Others may fear that the proliferation of Christmas trees could lure Israeli Jews towards Christianity.
Wadie Abu Nassar, a spokesman for the Latin Patriarch in Jerusalem, said that he had noticed an increasing interest from Israeli Jews in Christian festivals, including in some cases requests to attend Christmas mass.
He told Al Jazeera this was not a threat to Judaism, but healthy curiosity. “If we want to live together in peace, we have to understand each other and learn to trust,” he said.
The controversial status of Christmas in Israel was underscored four years ago, when Yair Netanyahu, the 21-year-old son of Israel’s prime minister, caused a minor scandal by being photographed wearing a Santa hat next to a Christmas tree.
The office of Benjamin Netanyahu hurriedly issued a statement saying that Yair had posed as a joke while attending a party hosted by “Christian Zionists, who love Israel, and whose children served in the [Israeli army].”
Christmas tree harms Jews
Two years earlier, Shimon Gapso, the mayor of Upper Nazareth, originally founded for Jews on Nazareth’s land, banned all signs of Christmas in the city’s public places. He has been a vociferous opponent of an influx of Christians from overcrowded Nazareth.
The Israeli parliament, the Knesset, has also been declared a Christmas tree-free zone.
In 2013, its speaker rejected a request from Hanna Swaid, then a Palestinian Christian legislator, to erect a tree in the building. Yuli Edelstein said it would evoke “painful memories” of Jewish persecution in Europe and chip away at the state’s Jewish character.

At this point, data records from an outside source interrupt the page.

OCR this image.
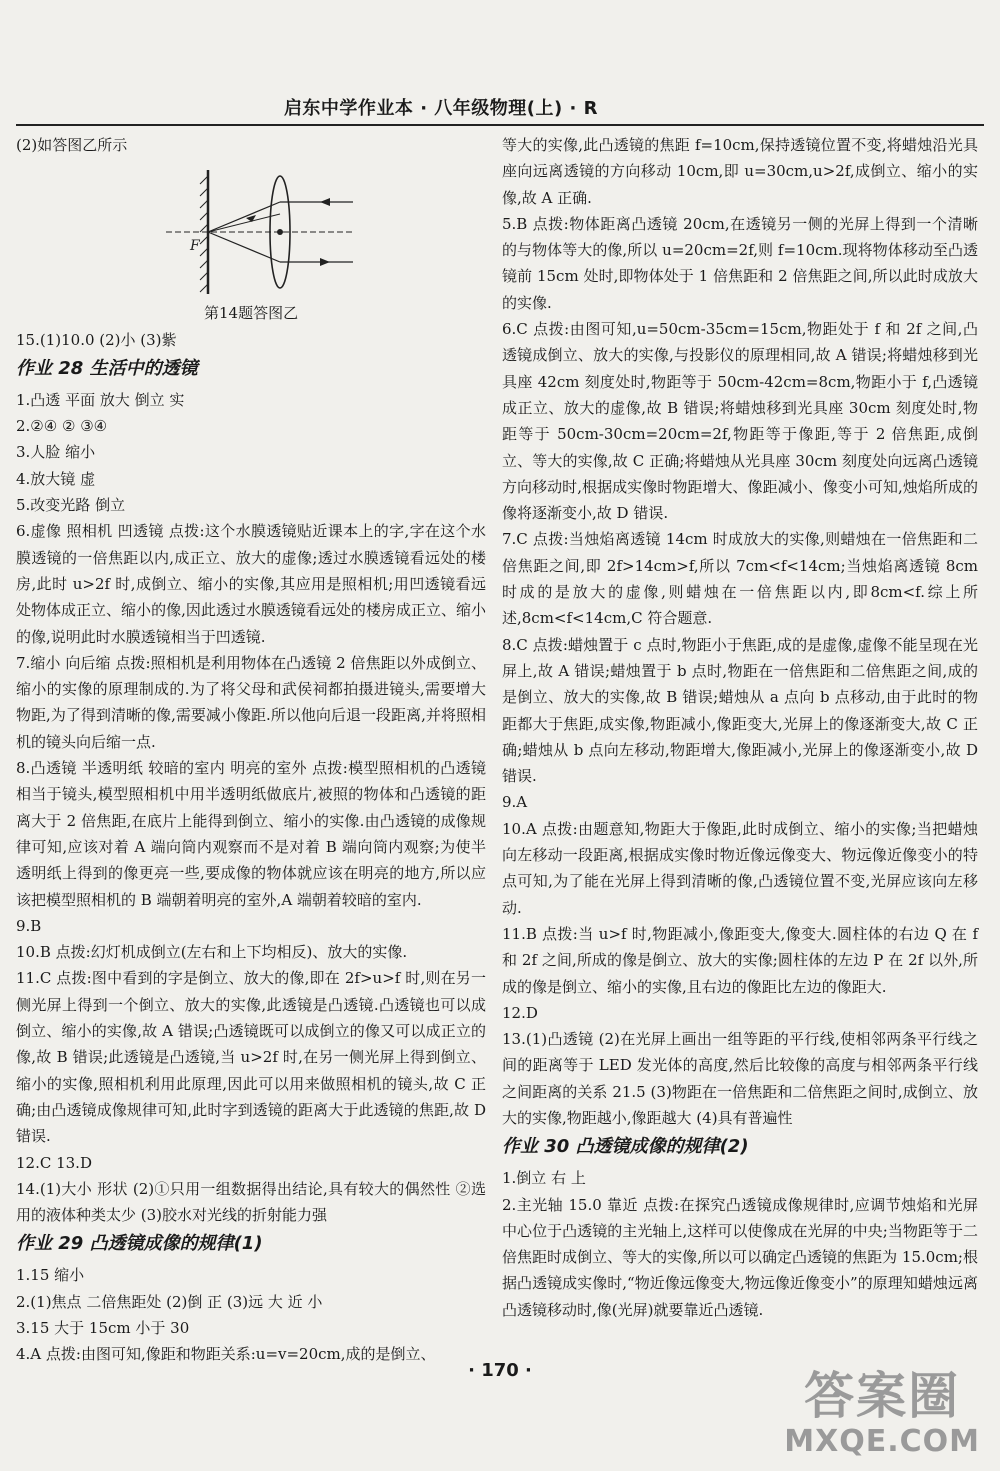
启东中学作业本 · 八年级物理(上) · R

(2)如答图乙所示

F

第14题答图乙

15.(1)10.0 (2)小 (3)紫

作业 28 生活中的透镜

1.凸透 平面 放大 倒立 实

2.②④ ② ③④

3.人脸 缩小

4.放大镜 虚

5.改变光路 倒立

6.虚像 照相机 凹透镜 点拨:这个水膜透镜贴近课本上的字,字在这个水膜透镜的一倍焦距以内,成正立、放大的虚像;透过水膜透镜看远处的楼房,此时 u>2f 时,成倒立、缩小的实像,其应用是照相机;用凹透镜看远处物体成正立、缩小的像,因此透过水膜透镜看远处的楼房成正立、缩小的像,说明此时水膜透镜相当于凹透镜.

7.缩小 向后缩 点拨:照相机是利用物体在凸透镜 2 倍焦距以外成倒立、缩小的实像的原理制成的.为了将父母和武侯祠都拍摄进镜头,需要增大物距,为了得到清晰的像,需要减小像距.所以他向后退一段距离,并将照相机的镜头向后缩一点.

8.凸透镜 半透明纸 较暗的室内 明亮的室外 点拨:模型照相机的凸透镜相当于镜头,模型照相机中用半透明纸做底片,被照的物体和凸透镜的距离大于 2 倍焦距,在底片上能得到倒立、缩小的实像.由凸透镜的成像规律可知,应该对着 A 端向筒内观察而不是对着 B 端向筒内观察;为使半透明纸上得到的像更亮一些,要成像的物体就应该在明亮的地方,所以应该把模型照相机的 B 端朝着明亮的室外,A 端朝着较暗的室内.

9.B

10.B 点拨:幻灯机成倒立(左右和上下均相反)、放大的实像.

11.C 点拨:图中看到的字是倒立、放大的像,即在 2f>u>f 时,则在另一侧光屏上得到一个倒立、放大的实像,此透镜是凸透镜.凸透镜也可以成倒立、缩小的实像,故 A 错误;凸透镜既可以成倒立的像又可以成正立的像,故 B 错误;此透镜是凸透镜,当 u>2f 时,在另一侧光屏上得到倒立、缩小的实像,照相机利用此原理,因此可以用来做照相机的镜头,故 C 正确;由凸透镜成像规律可知,此时字到透镜的距离大于此透镜的焦距,故 D 错误.

12.C 13.D

14.(1)大小 形状 (2)①只用一组数据得出结论,具有较大的偶然性 ②选用的液体种类太少 (3)胶水对光线的折射能力强

作业 29 凸透镜成像的规律(1)

1.15 缩小

2.(1)焦点 二倍焦距处 (2)倒 正 (3)远 大 近 小

3.15 大于 15cm 小于 30

4.A 点拨:由图可知,像距和物距关系:u=v=20cm,成的是倒立、

等大的实像,此凸透镜的焦距 f=10cm,保持透镜位置不变,将蜡烛沿光具座向远离透镜的方向移动 10cm,即 u=30cm,u>2f,成倒立、缩小的实像,故 A 正确.

5.B 点拨:物体距离凸透镜 20cm,在透镜另一侧的光屏上得到一个清晰的与物体等大的像,所以 u=20cm=2f,则 f=10cm.现将物体移动至凸透镜前 15cm 处时,即物体处于 1 倍焦距和 2 倍焦距之间,所以此时成放大的实像.

6.C 点拨:由图可知,u=50cm-35cm=15cm,物距处于 f 和 2f 之间,凸透镜成倒立、放大的实像,与投影仪的原理相同,故 A 错误;将蜡烛移到光具座 42cm 刻度处时,物距等于 50cm-42cm=8cm,物距小于 f,凸透镜成正立、放大的虚像,故 B 错误;将蜡烛移到光具座 30cm 刻度处时,物距等于 50cm-30cm=20cm=2f,物距等于像距,等于 2 倍焦距,成倒立、等大的实像,故 C 正确;将蜡烛从光具座 30cm 刻度处向远离凸透镜方向移动时,根据成实像时物距增大、像距减小、像变小可知,烛焰所成的像将逐渐变小,故 D 错误.

7.C 点拨:当烛焰离透镜 14cm 时成放大的实像,则蜡烛在一倍焦距和二倍焦距之间,即 2f>14cm>f,所以 7cm<f<14cm;当烛焰离透镜 8cm 时成的是放大的虚像,则蜡烛在一倍焦距以内,即8cm<f.综上所述,8cm<f<14cm,C 符合题意.

8.C 点拨:蜡烛置于 c 点时,物距小于焦距,成的是虚像,虚像不能呈现在光屏上,故 A 错误;蜡烛置于 b 点时,物距在一倍焦距和二倍焦距之间,成的是倒立、放大的实像,故 B 错误;蜡烛从 a 点向 b 点移动,由于此时的物距都大于焦距,成实像,物距减小,像距变大,光屏上的像逐渐变大,故 C 正确;蜡烛从 b 点向左移动,物距增大,像距减小,光屏上的像逐渐变小,故 D 错误.

9.A

10.A 点拨:由题意知,物距大于像距,此时成倒立、缩小的实像;当把蜡烛向左移动一段距离,根据成实像时物近像远像变大、物远像近像变小的特点可知,为了能在光屏上得到清晰的像,凸透镜位置不变,光屏应该向左移动.

11.B 点拨:当 u>f 时,物距减小,像距变大,像变大.圆柱体的右边 Q 在 f 和 2f 之间,所成的像是倒立、放大的实像;圆柱体的左边 P 在 2f 以外,所成的像是倒立、缩小的实像,且右边的像距比左边的像距大.

12.D

13.(1)凸透镜 (2)在光屏上画出一组等距的平行线,使相邻两条平行线之间的距离等于 LED 发光体的高度,然后比较像的高度与相邻两条平行线之间距离的关系 21.5 (3)物距在一倍焦距和二倍焦距之间时,成倒立、放大的实像,物距越小,像距越大 (4)具有普遍性

作业 30 凸透镜成像的规律(2)

1.倒立 右 上

2.主光轴 15.0 靠近 点拨:在探究凸透镜成像规律时,应调节烛焰和光屏中心位于凸透镜的主光轴上,这样可以使像成在光屏的中央;当物距等于二倍焦距时成倒立、等大的实像,所以可以确定凸透镜的焦距为 15.0cm;根据凸透镜成实像时,“物近像远像变大,物远像近像变小”的原理知蜡烛远离凸透镜移动时,像(光屏)就要靠近凸透镜.

· 170 ·	答案圈
MXQE.COM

Swaid pointed to the prominence of Jewish symbols in public spaces in the United States, including an annual Hanukkah party at the White House, during which the president lights menorah candles.

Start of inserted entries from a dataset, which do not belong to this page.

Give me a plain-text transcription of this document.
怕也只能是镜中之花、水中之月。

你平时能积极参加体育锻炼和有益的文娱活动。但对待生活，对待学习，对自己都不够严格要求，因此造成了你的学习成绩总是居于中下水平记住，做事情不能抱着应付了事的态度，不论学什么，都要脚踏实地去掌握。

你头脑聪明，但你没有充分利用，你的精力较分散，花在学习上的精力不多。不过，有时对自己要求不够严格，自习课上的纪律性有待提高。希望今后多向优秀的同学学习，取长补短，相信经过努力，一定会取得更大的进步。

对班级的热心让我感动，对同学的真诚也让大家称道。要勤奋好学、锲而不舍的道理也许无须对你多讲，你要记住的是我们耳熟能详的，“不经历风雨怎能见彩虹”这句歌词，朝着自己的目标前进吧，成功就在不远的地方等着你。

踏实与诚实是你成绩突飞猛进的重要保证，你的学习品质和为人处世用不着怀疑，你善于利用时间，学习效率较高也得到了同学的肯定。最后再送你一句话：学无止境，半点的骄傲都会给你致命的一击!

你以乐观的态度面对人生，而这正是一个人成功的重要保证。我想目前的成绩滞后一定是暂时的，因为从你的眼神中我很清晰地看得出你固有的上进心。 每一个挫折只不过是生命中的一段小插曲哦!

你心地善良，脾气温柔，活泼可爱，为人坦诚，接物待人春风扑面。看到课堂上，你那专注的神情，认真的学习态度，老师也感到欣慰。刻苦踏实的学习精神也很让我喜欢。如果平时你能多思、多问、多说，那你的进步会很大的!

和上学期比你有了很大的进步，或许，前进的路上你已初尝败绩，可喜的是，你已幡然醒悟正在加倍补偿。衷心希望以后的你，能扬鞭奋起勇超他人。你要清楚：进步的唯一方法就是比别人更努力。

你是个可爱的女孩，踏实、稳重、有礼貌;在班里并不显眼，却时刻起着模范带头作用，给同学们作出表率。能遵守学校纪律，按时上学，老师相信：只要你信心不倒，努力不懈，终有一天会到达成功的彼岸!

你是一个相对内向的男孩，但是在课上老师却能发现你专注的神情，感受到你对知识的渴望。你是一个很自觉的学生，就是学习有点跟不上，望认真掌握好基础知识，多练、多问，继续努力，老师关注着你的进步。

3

“Israeli leaders expect the US to be religiously inclusive, but then they refuse to practise the same at home,” he told Al Jazeera.
He also noted that the religious freedoms of the Palestinian minority were under ever greater attack, most notably with the recent drafting of a so-called “muezzin bill,” which would crack down on mosques’ use of loudspeakers for the call to prayer.
“Given this hostile political climate, the battle to gain legitimacy for our religious symbols becomes all the more important,” he said. “Otherwise, we face a dark future.”
Nonetheless, there has been a backlash, especially from secular Jews, against the rigid control exercised by Orthodox rabbis.
Haifa’s mayor, Yona Yahav, overruled the city’s rabbi in 2012 when he tried to ban Christmas trees and new year’s parties. The Jewish new year occurs several months before the Christian one.
And, last year, in the face of a legal challenge from Hiddush, the chief rabbinate backed down on threats to revoke the kosher certificates of businesses that celebrate Christmas.
But while the ban on Christmas trees has been formally lifted, in practice it is still widely enforced, according to Bogomolny.
“The problem is that the chief rabbinate actually has no authority over city rabbis, who can disregard its rulings, as we have seen with the letter issued by the Jerusalem rabbis,” he said.
Most hotels wanted to ignore the prohibition on Christmas trees because it was bad for business, but feared being punished.
“It is a problem throughout the country,” he said. “The hotels are afraid to take a stand. If they try to fight it through the courts, it will be costly and could take years to get a ruling.”
One hotel manager in West Jerusalem to whom Al Jazeera spoke on condition of anonymity said he feared “retaliation” from the rabbis.
“The letter was clearly intended to intimidate us,” he said. “The Christian tourists are here to celebrate Christmas and we want to help them do it, but not if it costs us our certificate.”